(original) (raw)

Thanks for the details Matt, now I think I can suggest an alternative or provide more reasonable explanation why what you’re doing is right!

Assuming we stick to your current approach, it makes sense to mark the operation legal for vgpr because from RBS point of view the boundaries of the expansion of the instruction are indeed vgpr.

Now, if we want to leverage the infrastructure provided by RBS for this case, a possible alternative would require to unroll the loop (or use a pseudo that would fake the loop unrolling).

Here is what it would look like:

Essentially we would replace:

\`\`\`

= use vgpr

\`\`\`

into

\`\`\`

sgpr1, …, sgprN = extract\_reg vgpr

= use sM sgpr1

…

= use sM sgprN

\`\`\`

In terms of mapping, you would describe vgpr as being broken down in N element of sgpr. The applyMapping would insert the \`extract\_reg\` for repairing and expand the vector use into the scalar uses (or one pseudo with N sgpr as input).

Honestly, I don’t know how much benefit you would get to expose these details to RBS today.

The advantages I see moving forward are:

- At some point I wanted to teach RBS to materialize the repairing code next to the definition (as opposed to the use like we do right now) so that we can reuse that repairing for something else (what you’ve pointed out in your previous reply)

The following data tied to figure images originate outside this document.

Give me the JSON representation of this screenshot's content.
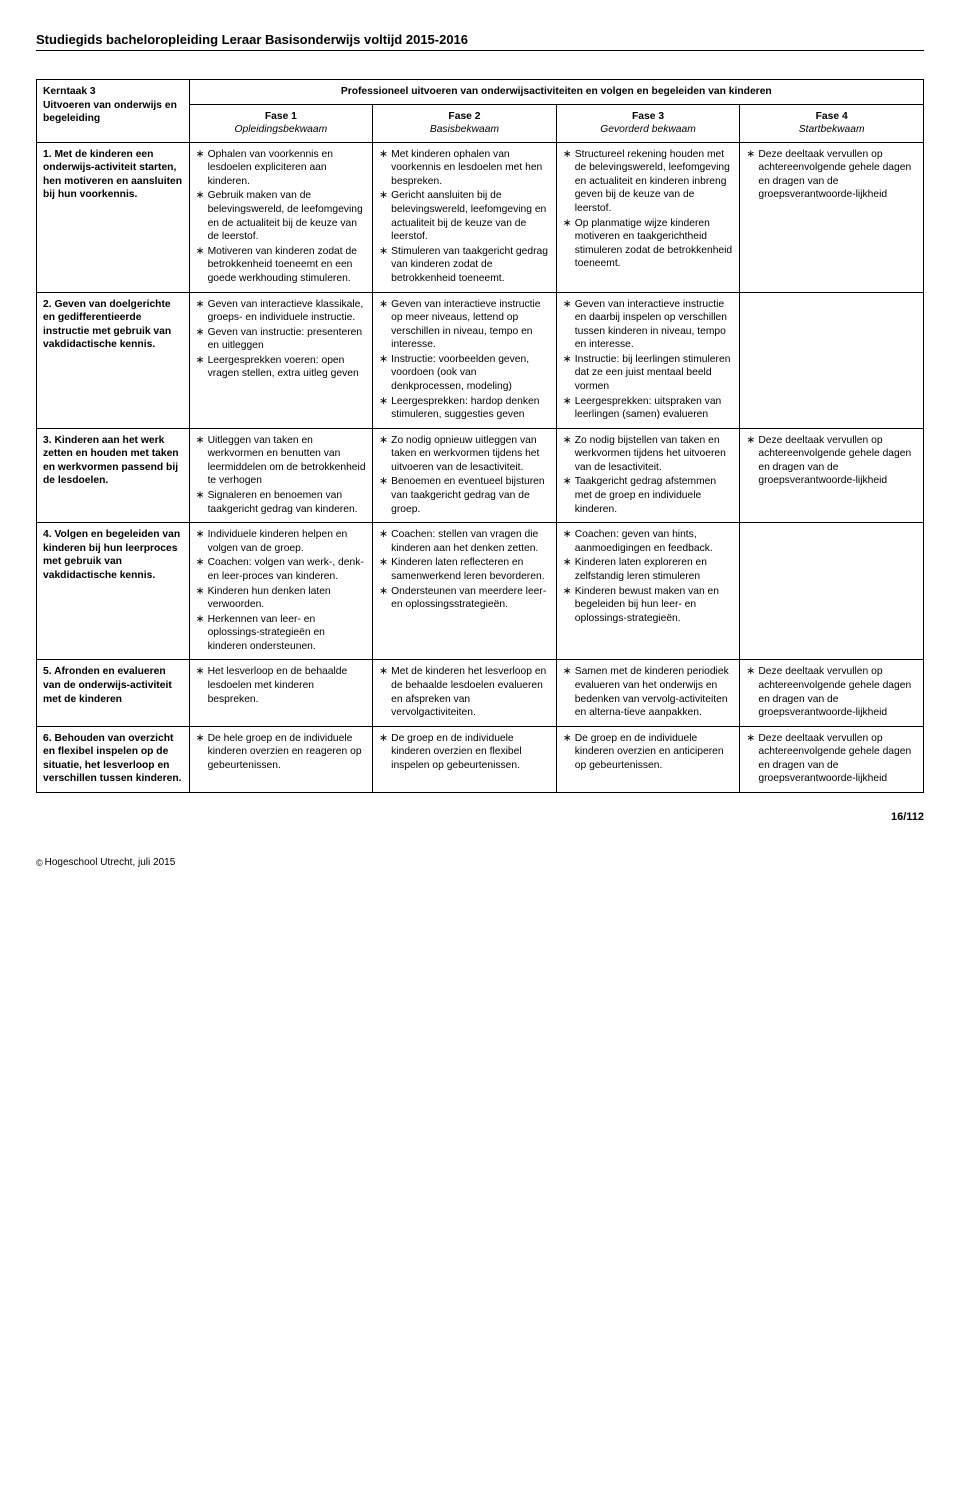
{
  "doc_header": "Studiegids bacheloropleiding Leraar Basisonderwijs voltijd 2015-2016",
  "main_header": {
    "task_title_a": "Kerntaak 3",
    "task_title_b": "Uitvoeren van onderwijs en begeleiding",
    "overhead": "Professioneel uitvoeren van onderwijsactiviteiten en volgen en begeleiden van kinderen",
    "phases": [
      {
        "num": "Fase 1",
        "sub": "Opleidingsbekwaam"
      },
      {
        "num": "Fase 2",
        "sub": "Basisbekwaam"
      },
      {
        "num": "Fase 3",
        "sub": "Gevorderd bekwaam"
      },
      {
        "num": "Fase 4",
        "sub": "Startbekwaam"
      }
    ]
  },
  "rows": [
    {
      "label": "1. Met de kinderen een onderwijs-activiteit starten, hen motiveren en aansluiten bij hun voorkennis.",
      "c1": [
        "Ophalen van voorkennis en lesdoelen expliciteren aan kinderen.",
        "Gebruik maken van de belevingswereld, de leefomgeving en de actualiteit bij de keuze van de leerstof.",
        "Motiveren van kinderen zodat de betrokkenheid toeneemt en een goede werkhouding stimuleren."
      ],
      "c2": [
        "Met kinderen ophalen van voorkennis en lesdoelen met hen bespreken.",
        "Gericht aansluiten bij de belevingswereld, leefomgeving en actualiteit bij de keuze van de leerstof.",
        "Stimuleren van taakgericht gedrag van kinderen zodat de betrokkenheid toeneemt."
      ],
      "c3": [
        "Structureel rekening houden met de belevingswereld, leefomgeving en actualiteit en kinderen inbreng geven bij de keuze van de leerstof.",
        "Op planmatige wijze kinderen motiveren en taakgerichtheid stimuleren zodat de betrokkenheid toeneemt."
      ],
      "c4": [
        "Deze deeltaak vervullen op achtereenvolgende gehele dagen en dragen van de groepsverantwoorde-lijkheid"
      ]
    },
    {
      "label": "2. Geven van doelgerichte en gedifferentieerde instructie met gebruik van vakdidactische kennis.",
      "c1": [
        "Geven van interactieve klassikale, groeps- en individuele instructie.",
        "Geven van instructie: presenteren en uitleggen",
        "Leergesprekken voeren: open vragen stellen, extra uitleg geven"
      ],
      "c2": [
        "Geven van interactieve instructie op meer niveaus, lettend op verschillen in niveau, tempo en interesse.",
        "Instructie: voorbeelden geven, voordoen (ook van denkprocessen, modeling)",
        "Leergesprekken: hardop denken stimuleren, suggesties geven"
      ],
      "c3": [
        "Geven van interactieve instructie en daarbij inspelen op verschillen tussen kinderen in niveau, tempo en interesse.",
        "Instructie: bij leerlingen stimuleren dat ze een juist mentaal beeld vormen",
        "Leergesprekken: uitspraken van leerlingen (samen) evalueren"
      ],
      "c4": []
    },
    {
      "label": "3. Kinderen aan het werk zetten en houden met taken en werkvormen passend bij de lesdoelen.",
      "c1": [
        "Uitleggen van taken en werkvormen en benutten van leermiddelen om de betrokkenheid te verhogen",
        "Signaleren en benoemen van taakgericht gedrag van kinderen."
      ],
      "c2": [
        "Zo nodig opnieuw uitleggen van taken en werkvormen tijdens het uitvoeren van de lesactiviteit.",
        "Benoemen en eventueel bijsturen van taakgericht gedrag van de groep."
      ],
      "c3": [
        "Zo nodig bijstellen van taken en werkvormen tijdens het uitvoeren van de lesactiviteit.",
        "Taakgericht gedrag afstemmen met de groep en individuele kinderen."
      ],
      "c4": [
        "Deze deeltaak vervullen op achtereenvolgende gehele dagen en dragen van de groepsverantwoorde-lijkheid"
      ]
    },
    {
      "label": "4. Volgen en begeleiden van kinderen bij hun leerproces met gebruik van vakdidactische kennis.",
      "c1": [
        "Individuele kinderen helpen en volgen van de groep.",
        "Coachen: volgen van werk-, denk- en leer-proces van kinderen.",
        "Kinderen hun denken laten verwoorden.",
        "Herkennen van leer- en oplossings-strategieën en kinderen ondersteunen."
      ],
      "c2": [
        "Coachen: stellen van vragen die kinderen aan het denken zetten.",
        "Kinderen laten reflecteren en samenwerkend leren bevorderen.",
        "Ondersteunen van meerdere leer- en oplossingsstrategieën."
      ],
      "c3": [
        "Coachen: geven van hints, aanmoedigingen en feedback.",
        "Kinderen laten exploreren en zelfstandig leren stimuleren",
        "Kinderen bewust maken van en begeleiden bij hun leer- en oplossings-strategieën."
      ],
      "c4": []
    },
    {
      "label": "5. Afronden en evalueren van de onderwijs-activiteit met de kinderen",
      "c1": [
        "Het lesverloop en de behaalde lesdoelen met kinderen bespreken."
      ],
      "c2": [
        "Met de kinderen het lesverloop en de behaalde lesdoelen evalueren en afspreken van vervolgactiviteiten."
      ],
      "c3": [
        "Samen met de kinderen periodiek evalueren van het onderwijs en bedenken van vervolg-activiteiten en alterna-tieve aanpakken."
      ],
      "c4": [
        "Deze deeltaak vervullen op achtereenvolgende gehele dagen en dragen van de groepsverantwoorde-lijkheid"
      ]
    },
    {
      "label": "6. Behouden van overzicht en flexibel inspelen op de situatie, het lesverloop en verschillen tussen kinderen.",
      "c1": [
        "De hele groep en de individuele kinderen overzien en reageren op gebeurtenissen."
      ],
      "c2": [
        "De groep en de individuele kinderen overzien en flexibel inspelen op gebeurtenissen."
      ],
      "c3": [
        "De groep en de individuele kinderen overzien en anticiperen op gebeurtenissen."
      ],
      "c4": [
        "Deze deeltaak vervullen op achtereenvolgende gehele dagen en dragen van de groepsverantwoorde-lijkheid"
      ]
    }
  ],
  "footer": {
    "pagenum": "16/112",
    "copyright": "Hogeschool Utrecht, juli 2015"
  }
}
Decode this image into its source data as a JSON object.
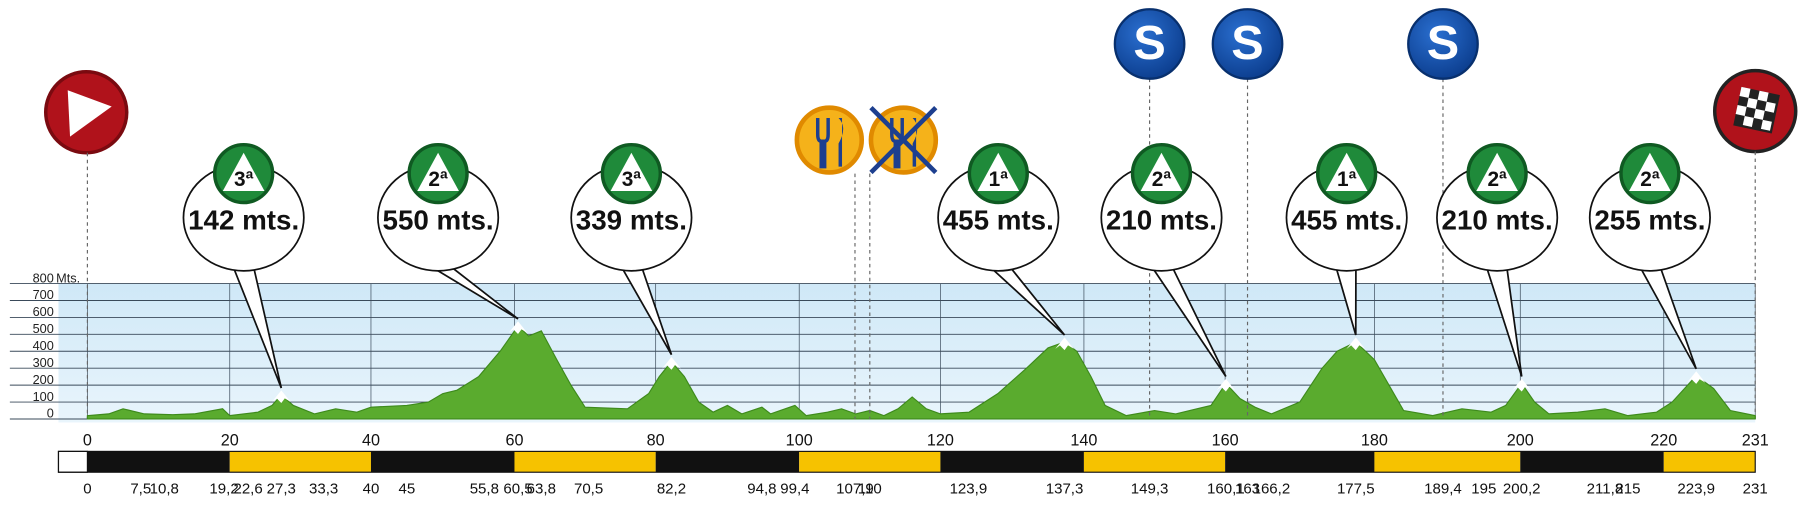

- In the future RBS is supposed to be smart enough to decide that something needs to be scalarized because its uses are cheaper that way. I.e., in your case, the definition of vgpr could be scalarized from the start and we wouldn’t have to insert this repairing code (in other words, RBS would have chosen to scalarize the def of the the vgpr into sgpr instead of repairing the use of the vgpr into sgpr).

Therefore, if we choose not to expose these details to RBS, we shut the door to potential improvements on how the repairing points are inserted/shared and how the cost model is able to deal with choosing the best instructions based on its uses.

Obviously, I haven’t spent a lot of time thinking about for your case, hence it could be completely bogus!

Cheers,

-Quentin

On Feb 26, 2019, at 4:58 PM, Matt Arsenault <arsenm2@gmail.com> wrote:

On Feb 26, 2019, at 7:46 PM, Quentin Colombet <qcolombet@apple.com> wrote:

The only use I would have for the copy is as as a means of passing which registers were already created for the new mapping, after which point I would need to delete it.

Could you describe in pseudo code what the expansion of vgpr into sgpr looks like?
e.g., = use vgpr
And you only support = use sgpr

It’s serializing the vector operation. There’s an additional optimization to reduce the number of loop iterations when multiple work items/lanes/threads have the same value in them which happens in practice, but essentially it does:

Save Execution Mask
For (Lane : Wavefront/Warp) {
Enable Lane, Disable all other lanes
SGPR = read SGPR value for current lane from VGPR
VGPRResult\[Lane\] = use\_op SGPR
}
Restore Execution Mask

Eventually it might be nice to have optimizations to only emit one of these loops when multiple consecutive instructions need the same register handled (which I suspect will happen frequently with image samplers), but I haven’t really thought about what that should look like yet.

-Matt